Our previous technical tip spoke about silylation reagents that may be used to derivatize a range of polar, acidic, and basic analytes to improve volatility and peak shape during gas chromatography. Silylating reagents are not the only game in town when derivatizing amino groups and carboxylic acids for GC analysis. Primary halides and chloroformates are two reagents that are common when derivatizing analytes for HPLC, and they may be easily adapted to sample preparation workflows for GC.
Chloroformate reagents target primary and secondary amines to generate carbamates, for which a common chloroformate reagent for GC is Propyl chloroformate. Prepare the chloroformate reagent in an aprotic water-miscible solvent, such as acetonitrile, and separately prepare a buffer of sodium borate with pH 9.0 -10.0. Sodium borate is the preferred buffer to minimize side reactions of the chloroformate reagent, but other basic pH buffers may be used.
The reaction generally calls for equal volumes of buffer and chloroformate reagent solution, both of which are small enough to fill half of a scintillation vial when combined. Shake the vial for about 1 – 5 minutes at room temperature to complete the reaction. The trick is the clean-up, for which hexane may be directly applied to the aqueous reaction mixture to perform a liquid-liquid extraction. Hexane will separate as the top layer that will contain the derivatized analytes, and which is easily accessible to a pipette.

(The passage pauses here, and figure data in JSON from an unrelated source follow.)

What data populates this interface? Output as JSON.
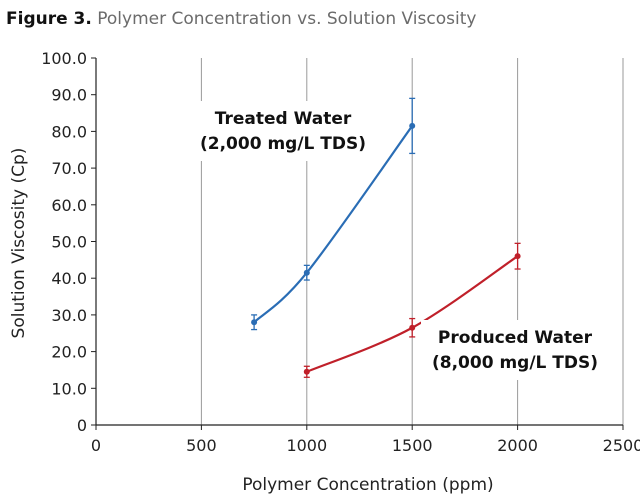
{
  "figure": {
    "label": "Figure 3.",
    "title": "Polymer Concentration vs. Solution Viscosity"
  },
  "chart_data": {
    "type": "line",
    "xlabel": "Polymer Concentration (ppm)",
    "ylabel": "Solution Viscosity (Cp)",
    "xlim": [
      0,
      2500
    ],
    "ylim": [
      0,
      100
    ],
    "x_ticks": [
      "0",
      "500",
      "1000",
      "1500",
      "2000",
      "2500"
    ],
    "y_ticks": [
      "0",
      "10.0",
      "20.0",
      "30.0",
      "40.0",
      "50.0",
      "60.0",
      "70.0",
      "80.0",
      "90.0",
      "100.0"
    ],
    "grid": "vertical",
    "series": [
      {
        "name": "Treated Water (2,000 mg/L TDS)",
        "label_lines": [
          "Treated Water",
          "(2,000 mg/L TDS)"
        ],
        "color": "#2a6db5",
        "x": [
          750,
          1000,
          1500
        ],
        "y": [
          28.0,
          41.5,
          81.5
        ],
        "error": [
          2.0,
          2.0,
          7.5
        ]
      },
      {
        "name": "Produced Water (8,000 mg/L TDS)",
        "label_lines": [
          "Produced Water",
          "(8,000 mg/L TDS)"
        ],
        "color": "#c0202a",
        "x": [
          1000,
          1500,
          2000
        ],
        "y": [
          14.5,
          26.5,
          46.0
        ],
        "error": [
          1.5,
          2.5,
          3.5
        ]
      }
    ]
  }
}
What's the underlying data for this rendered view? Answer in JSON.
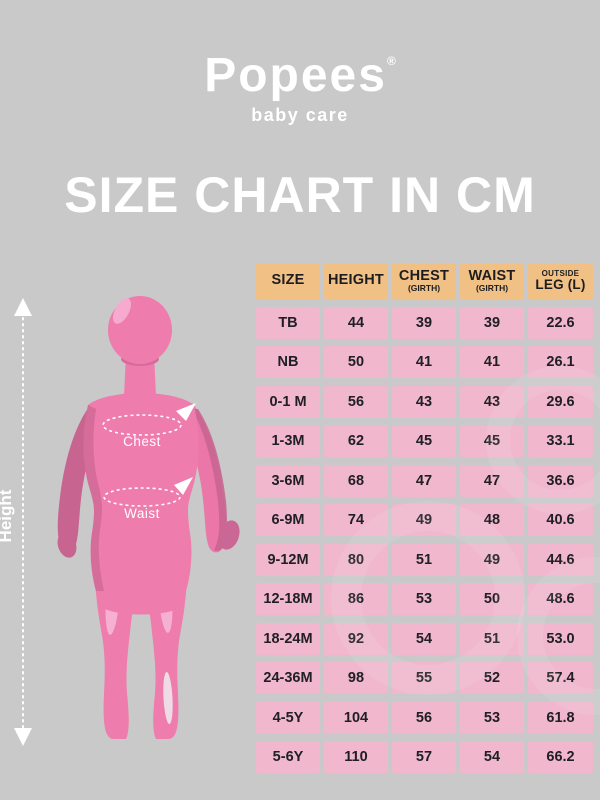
{
  "brand": {
    "name": "Popees",
    "registered_mark": "®",
    "tagline": "baby care"
  },
  "page_title": "SIZE CHART IN CM",
  "figure": {
    "height_label": "Height",
    "chest_label": "Chest",
    "waist_label": "Waist"
  },
  "chart_data": {
    "type": "table",
    "title": "SIZE CHART IN CM",
    "units": "cm",
    "columns": [
      {
        "id": "size",
        "top": "",
        "main": "SIZE",
        "sub": ""
      },
      {
        "id": "height",
        "top": "",
        "main": "HEIGHT",
        "sub": ""
      },
      {
        "id": "chest",
        "top": "",
        "main": "CHEST",
        "sub": "(GIRTH)"
      },
      {
        "id": "waist",
        "top": "",
        "main": "WAIST",
        "sub": "(GIRTH)"
      },
      {
        "id": "outside-leg",
        "top": "OUTSIDE",
        "main": "LEG (L)",
        "sub": ""
      }
    ],
    "rows": [
      [
        "TB",
        "44",
        "39",
        "39",
        "22.6"
      ],
      [
        "NB",
        "50",
        "41",
        "41",
        "26.1"
      ],
      [
        "0-1 M",
        "56",
        "43",
        "43",
        "29.6"
      ],
      [
        "1-3M",
        "62",
        "45",
        "45",
        "33.1"
      ],
      [
        "3-6M",
        "68",
        "47",
        "47",
        "36.6"
      ],
      [
        "6-9M",
        "74",
        "49",
        "48",
        "40.6"
      ],
      [
        "9-12M",
        "80",
        "51",
        "49",
        "44.6"
      ],
      [
        "12-18M",
        "86",
        "53",
        "50",
        "48.6"
      ],
      [
        "18-24M",
        "92",
        "54",
        "51",
        "53.0"
      ],
      [
        "24-36M",
        "98",
        "55",
        "52",
        "57.4"
      ],
      [
        "4-5Y",
        "104",
        "56",
        "53",
        "61.8"
      ],
      [
        "5-6Y",
        "110",
        "57",
        "54",
        "66.2"
      ]
    ]
  },
  "colors": {
    "background": "#c9c9c9",
    "header_bg": "#f1c084",
    "cell_bg": "#f0b7cd",
    "text_dark": "#1d1d20",
    "white_text": "#ffffff",
    "figure_body": "#ee7cad",
    "figure_shadow": "#c7648f",
    "figure_highlight": "#f6b6d5"
  }
}
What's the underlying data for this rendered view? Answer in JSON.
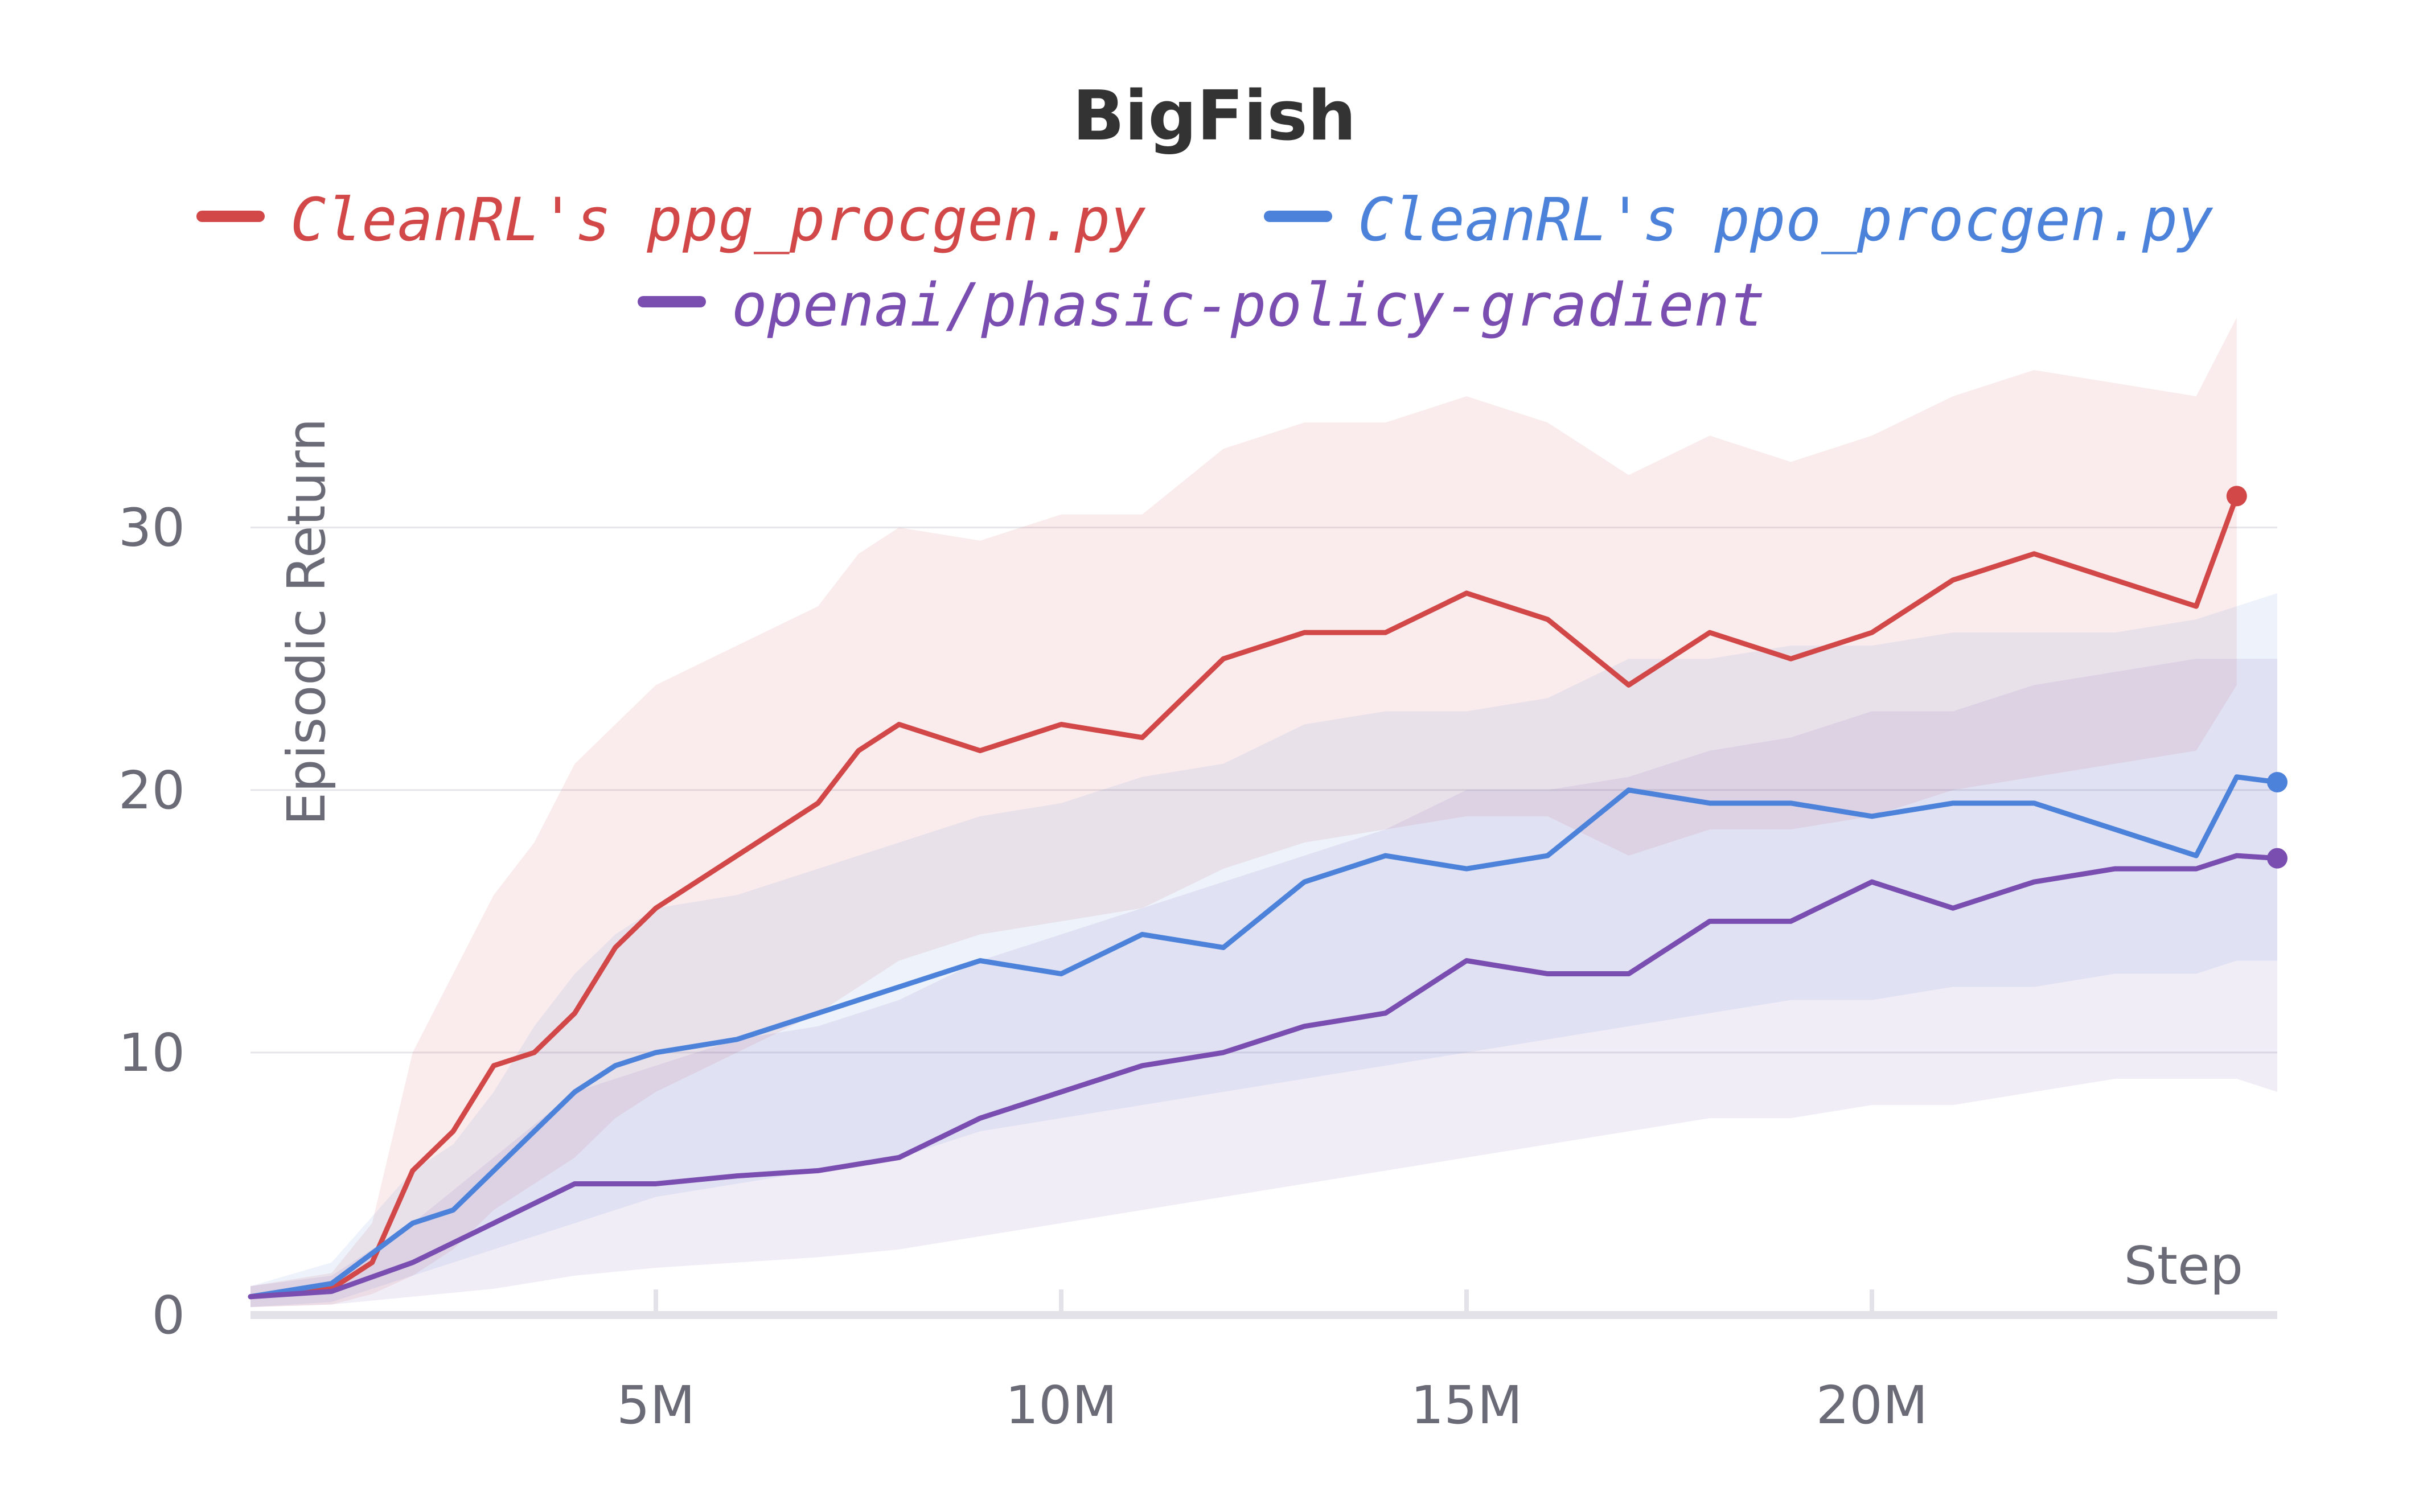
{
  "chart_data": {
    "type": "line",
    "title": "BigFish",
    "xlabel": "Step",
    "ylabel": "Episodic Return",
    "xlim": [
      0,
      25000000
    ],
    "ylim": [
      0,
      36
    ],
    "x_ticks": [
      5000000,
      10000000,
      15000000,
      20000000
    ],
    "x_tick_labels": [
      "5M",
      "10M",
      "15M",
      "20M"
    ],
    "y_ticks": [
      0,
      10,
      20,
      30
    ],
    "y_tick_labels": [
      "0",
      "10",
      "20",
      "30"
    ],
    "grid": "horizontal",
    "legend_position": "top",
    "series": [
      {
        "name": "CleanRL's ppg_procgen.py",
        "color": "#d24848",
        "x": [
          0,
          1000000,
          1500000,
          2000000,
          2500000,
          3000000,
          3500000,
          4000000,
          4500000,
          5000000,
          6000000,
          7000000,
          7500000,
          8000000,
          9000000,
          10000000,
          11000000,
          12000000,
          13000000,
          14000000,
          15000000,
          16000000,
          17000000,
          18000000,
          19000000,
          20000000,
          21000000,
          22000000,
          23000000,
          24000000,
          24500000
        ],
        "values": [
          0.7,
          1.0,
          2.0,
          5.5,
          7.0,
          9.5,
          10.0,
          11.5,
          14.0,
          15.5,
          17.5,
          19.5,
          21.5,
          22.5,
          21.5,
          22.5,
          22.0,
          25.0,
          26.0,
          26.0,
          27.5,
          26.5,
          24.0,
          26.0,
          25.0,
          26.0,
          28.0,
          29.0,
          28.0,
          27.0,
          31.2
        ],
        "lower": [
          0.3,
          0.4,
          0.8,
          1.5,
          2.5,
          4.0,
          5.0,
          6.0,
          7.5,
          8.5,
          10.0,
          11.5,
          12.5,
          13.5,
          14.5,
          15.0,
          15.5,
          17.0,
          18.0,
          18.5,
          19.0,
          19.0,
          17.5,
          18.5,
          18.5,
          19.0,
          20.0,
          20.5,
          21.0,
          21.5,
          24.0
        ],
        "upper": [
          1.1,
          1.6,
          3.5,
          10.0,
          13.0,
          16.0,
          18.0,
          21.0,
          22.5,
          24.0,
          25.5,
          27.0,
          29.0,
          30.0,
          29.5,
          30.5,
          30.5,
          33.0,
          34.0,
          34.0,
          35.0,
          34.0,
          32.0,
          33.5,
          32.5,
          33.5,
          35.0,
          36.0,
          35.5,
          35.0,
          38.0
        ]
      },
      {
        "name": "CleanRL's ppo_procgen.py",
        "color": "#4c82d9",
        "x": [
          0,
          1000000,
          2000000,
          2500000,
          3000000,
          3500000,
          4000000,
          4500000,
          5000000,
          6000000,
          7000000,
          8000000,
          9000000,
          10000000,
          11000000,
          12000000,
          13000000,
          14000000,
          15000000,
          16000000,
          17000000,
          18000000,
          19000000,
          20000000,
          21000000,
          22000000,
          23000000,
          24000000,
          24500000,
          25000000
        ],
        "values": [
          0.7,
          1.2,
          3.5,
          4.0,
          5.5,
          7.0,
          8.5,
          9.5,
          10.0,
          10.5,
          11.5,
          12.5,
          13.5,
          13.0,
          14.5,
          14.0,
          16.5,
          17.5,
          17.0,
          17.5,
          20.0,
          19.5,
          19.5,
          19.0,
          19.5,
          19.5,
          18.5,
          17.5,
          20.5,
          20.3
        ],
        "lower": [
          0.3,
          0.5,
          1.5,
          2.0,
          2.5,
          3.0,
          3.5,
          4.0,
          4.5,
          5.0,
          5.5,
          6.0,
          7.0,
          7.5,
          8.0,
          8.5,
          9.0,
          9.5,
          10.0,
          10.5,
          11.0,
          11.5,
          12.0,
          12.0,
          12.5,
          12.5,
          13.0,
          13.0,
          13.5,
          13.5
        ],
        "upper": [
          1.1,
          2.0,
          5.5,
          6.5,
          8.5,
          11.0,
          13.0,
          14.5,
          15.5,
          16.0,
          17.0,
          18.0,
          19.0,
          19.5,
          20.5,
          21.0,
          22.5,
          23.0,
          23.0,
          23.5,
          25.0,
          25.0,
          25.5,
          25.5,
          26.0,
          26.0,
          26.0,
          26.5,
          27.0,
          27.5
        ]
      },
      {
        "name": "openai/phasic-policy-gradient",
        "color": "#7a4db0",
        "x": [
          0,
          1000000,
          2000000,
          3000000,
          4000000,
          5000000,
          6000000,
          7000000,
          8000000,
          9000000,
          10000000,
          11000000,
          12000000,
          13000000,
          14000000,
          15000000,
          16000000,
          17000000,
          18000000,
          19000000,
          20000000,
          21000000,
          22000000,
          23000000,
          24000000,
          24500000,
          25000000
        ],
        "values": [
          0.7,
          0.9,
          2.0,
          3.5,
          5.0,
          5.0,
          5.3,
          5.5,
          6.0,
          7.5,
          8.5,
          9.5,
          10.0,
          11.0,
          11.5,
          13.5,
          13.0,
          13.0,
          15.0,
          15.0,
          16.5,
          15.5,
          16.5,
          17.0,
          17.0,
          17.5,
          17.4
        ],
        "lower": [
          0.3,
          0.4,
          0.7,
          1.0,
          1.5,
          1.8,
          2.0,
          2.2,
          2.5,
          3.0,
          3.5,
          4.0,
          4.5,
          5.0,
          5.5,
          6.0,
          6.5,
          7.0,
          7.5,
          7.5,
          8.0,
          8.0,
          8.5,
          9.0,
          9.0,
          9.0,
          8.5
        ],
        "upper": [
          1.1,
          1.5,
          3.5,
          6.0,
          8.5,
          9.5,
          10.5,
          11.0,
          12.0,
          13.5,
          14.5,
          15.5,
          16.5,
          17.5,
          18.5,
          20.0,
          20.0,
          20.5,
          21.5,
          22.0,
          23.0,
          23.0,
          24.0,
          24.5,
          25.0,
          25.0,
          25.0
        ]
      }
    ]
  }
}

Primary halides may be used to derivatize carboxylic acids into esters. Two common reagents are 2,4’-Dibromoacetophenone (DBAP) and Pentafluorobenzo bromide (PFB-Br). The advantage of PFB-Br is the selectivity and sensitivity of the derivatized analytes towards ECD detectors, while DBAP also allows for ECD detection. The reaction conditions are comparable to chloroformate conditions above, including a liquid-liquid extraction to capture the derivatized analyte.
The primary halide reagent is dissolved in an aprotic solvent that is water-miscible. The targeted carboxylate analyte may be treated with a neutral phosphate buffer, to which the derivatizing reagent solution is then added. If the reagent solvent is water-miscible, then the reaction may proceed with or without an additional alkylamino catalyst, and the resulting ester may then be extracted into hexane. One consideration is that the derivatization may take at least an hour and may require elevated temperatures.
There are many varieties to the general protocols shared above, particularly when working with PFB-Br. The derivatizing reagent may intentionally be dissolved in a water-immiscible solvent, depending on the broader considerations of the sample itself. The important consideration is that you choose the protocol that aligns with the broader chemical characteristics of your analyte and the sample matrix with which your experiment begins.